The "father of his country", a great leader whose contribution to the American nation will without doubt forever be remembered. His personal life story, as portrayed by the museums surrounding Washington DC and Mount Vernon, is quite fascinating… considering the common view of the man.
First up, George Washington made his fame in events that started the French and Indian War with the Battle of Jumonville Glen in 1754, where the young Lieutenant Colonel exhibited great enthusiasm by ambushing the French with their native Americans allies. Since there was no official war at that time, this ultimately fired up a seven years’ war between the British and the French. The museums will love to show amazing scenes of his heroism with images of how Washington boldly storms his rifles against the stick holding natives and their evil French friends.
After the British officer career Washington took off to Mount Vernon in 1759. This was shortly following his marriage to a very wealthy widow he didn’t love, which didn’t really stop him from pursuing one Sally Fairfax – his friend’s wife. Judging by Mount Vernon, I could see how that marriage was a wise decision. With that he became one of the wealthiest people in the state, later to become one of the wealthiest American presidents ever (in relative terms to the general US economy).
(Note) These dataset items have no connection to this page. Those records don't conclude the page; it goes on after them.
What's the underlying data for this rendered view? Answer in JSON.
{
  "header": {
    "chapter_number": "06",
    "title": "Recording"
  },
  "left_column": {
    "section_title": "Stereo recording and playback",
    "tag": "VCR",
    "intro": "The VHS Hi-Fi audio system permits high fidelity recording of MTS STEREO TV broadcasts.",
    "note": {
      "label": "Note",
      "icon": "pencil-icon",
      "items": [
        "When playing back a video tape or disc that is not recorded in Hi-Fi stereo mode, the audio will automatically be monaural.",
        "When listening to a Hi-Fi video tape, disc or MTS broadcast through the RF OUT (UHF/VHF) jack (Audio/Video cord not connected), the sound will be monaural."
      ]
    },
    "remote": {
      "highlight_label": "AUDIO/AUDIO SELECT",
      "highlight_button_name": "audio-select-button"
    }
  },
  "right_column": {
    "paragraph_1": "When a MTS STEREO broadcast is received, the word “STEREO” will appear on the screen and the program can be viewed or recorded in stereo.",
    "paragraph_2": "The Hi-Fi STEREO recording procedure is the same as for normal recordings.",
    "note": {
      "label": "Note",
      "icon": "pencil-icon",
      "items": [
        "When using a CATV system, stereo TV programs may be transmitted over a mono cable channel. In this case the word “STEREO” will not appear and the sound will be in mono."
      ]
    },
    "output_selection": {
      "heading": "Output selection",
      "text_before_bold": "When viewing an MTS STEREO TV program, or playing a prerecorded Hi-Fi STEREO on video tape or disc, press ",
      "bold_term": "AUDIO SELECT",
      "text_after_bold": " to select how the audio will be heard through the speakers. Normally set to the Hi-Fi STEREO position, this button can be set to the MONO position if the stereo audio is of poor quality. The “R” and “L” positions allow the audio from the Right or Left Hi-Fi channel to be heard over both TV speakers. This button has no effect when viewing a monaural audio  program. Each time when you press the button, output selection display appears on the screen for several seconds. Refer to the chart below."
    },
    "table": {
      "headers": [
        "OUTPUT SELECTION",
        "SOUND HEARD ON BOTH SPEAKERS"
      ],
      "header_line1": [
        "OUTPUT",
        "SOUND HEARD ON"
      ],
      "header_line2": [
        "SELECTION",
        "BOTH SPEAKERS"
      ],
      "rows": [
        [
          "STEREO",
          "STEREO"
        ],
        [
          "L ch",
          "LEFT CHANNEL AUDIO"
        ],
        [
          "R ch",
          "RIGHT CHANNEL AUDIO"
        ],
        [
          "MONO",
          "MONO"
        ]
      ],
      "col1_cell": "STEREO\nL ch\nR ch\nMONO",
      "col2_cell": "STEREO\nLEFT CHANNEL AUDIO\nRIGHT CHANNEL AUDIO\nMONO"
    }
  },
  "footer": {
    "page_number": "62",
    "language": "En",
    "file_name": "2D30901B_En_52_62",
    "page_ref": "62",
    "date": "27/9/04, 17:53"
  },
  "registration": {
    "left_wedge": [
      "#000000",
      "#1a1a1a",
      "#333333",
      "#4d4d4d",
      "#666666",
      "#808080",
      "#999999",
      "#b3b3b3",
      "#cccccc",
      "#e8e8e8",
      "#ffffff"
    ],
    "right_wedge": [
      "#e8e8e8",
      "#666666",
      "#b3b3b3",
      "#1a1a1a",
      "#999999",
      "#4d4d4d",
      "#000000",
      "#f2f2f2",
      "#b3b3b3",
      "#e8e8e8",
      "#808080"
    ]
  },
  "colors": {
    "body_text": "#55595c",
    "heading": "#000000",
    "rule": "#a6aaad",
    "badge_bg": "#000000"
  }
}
Among his achievements at Mount Vernon some historians count dancing, playing cards, watching cockfights and doubling the estate size and salve population (to 100). He was also said to somehow manage to pull himself out of debt (probably mainly using unexpected inheritance money), which I couldn’t really place with all that wealth going on.
Somehow, about 20 years later, Washington’s battle skills make his the ideal candidate to now fight against the British he once represented leading the Continental Army in the American Revolution. Some battled were okay (Boston), most battles were really bad (New York), but it was the two battles crossing the Delaware River mid-winter that most people remember. It is his persistence regardless of failure that made him the symbol of the armed resistance against the Brits. His retirement back to Mount Vernon following the victory was perceived as an act of great humble which later made him popular enough to be elected as the first American president.
If you read any American historian texts about Washington, I promise you a world of good things about Washington’s achievement and character. Somehow, it seems whatever he did was perceived as generally good.
I get it, I really do. It’s something about national fathers that makes us rediscover strength and overlook faults. The Americans do it, the Israelis do, the Chinese do it, the Taiwanese do it, show me someone who doesn’t do it.
Okay, now that we got that discussion out of the way, we can enjoy a bit of Mount Vernon.
The Washingtons graves…
The various buildings in the estate…
The map, to show you just how big this place is…
And one last thing before we wrap this up…
This Lincoln car brand has a special place in my heart. It’s the car that my New Yorkian uncle gave my family when I was 10 years old on the year we drove around the states. Seeing that car model just parking there I was overwhelmed with nostalgia. It’s quite remarkable how a car that in 1989 seemed like the ultimate luxury for a 10 years old seems in 2012 (damn, you could figure out my age) old, rusty and completely unpresentable. Still, to me, it will always be beautiful.